Public Open Data: The Good, the Bad, the Future

at IDEALAB: “Some of the most powerful tools combine official public data with social media or other citizen input, such as the recent partnership between Yelp and the public health departments in New York and San Francisco for restaurant hygiene inspection ratings. In other contexts, such tools can help uncover and ultimately reduce corruption by making it easier to “follow the money.”
Despite the opportunities offered by “free data,” this trend also raises new challenges and concerns, among them, personal privacy and security. While attention has been devoted to the unsettling power of big data analysis and “predictive analytics” for corporate marketing, similar questions could be asked about the value of public data. Does it contribute to community cohesion that I can find out with a single query how much my neighbors paid for their house or (if employed by public agencies) their salaries? Indeed, some studies suggest that greater transparency leads not to greater trust in government but to resignation and apathy.
Exposing certain law enforcement data also increases the possibility of vigilantism. California law requires the registration and publication of the home addresses of known sex offenders, for instance. Or consider the controversy and online threats that erupted when, shortly after the Newtown tragedy, a newspaper in New York posted an interactive map of gun permit owners in nearby counties.
…Policymakers and officials must still mind the “big data gap.”So what does the future hold for open data? Publishing data is only one part of the information ecosystem. To be useful, tools must be developed for cleaning, sorting, analyzing and visualizing it as well. …
For-profit companies and non-profit watchdog organizations will continue to emerge and expand, building on the foundation of this data flood. Public-private partnerships such as those between San Francisco and Appallicious or Granicus, startups created by Code for America’s Incubator, and non-partisan organizations like the Sunlight Foundation and MapLight rely on public data repositories for their innovative applications and analysis.

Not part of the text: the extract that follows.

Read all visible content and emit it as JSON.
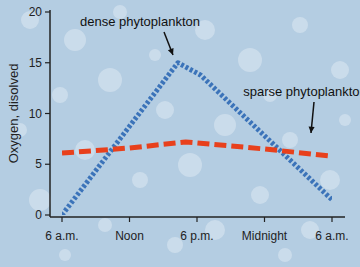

Making public data more accessible is an important goal and offers enormous potential to increase civic engagement. To make the most effective and equitable use of this resource for the public good, cities and other government entities should invest in the personnel and equipment — hardware and software — to make it universally accessible. At the same time, Chief Data Officers (or equivalent roles) should also be alert to the often hidden challenges of equity, inclusion, privacy, and security.”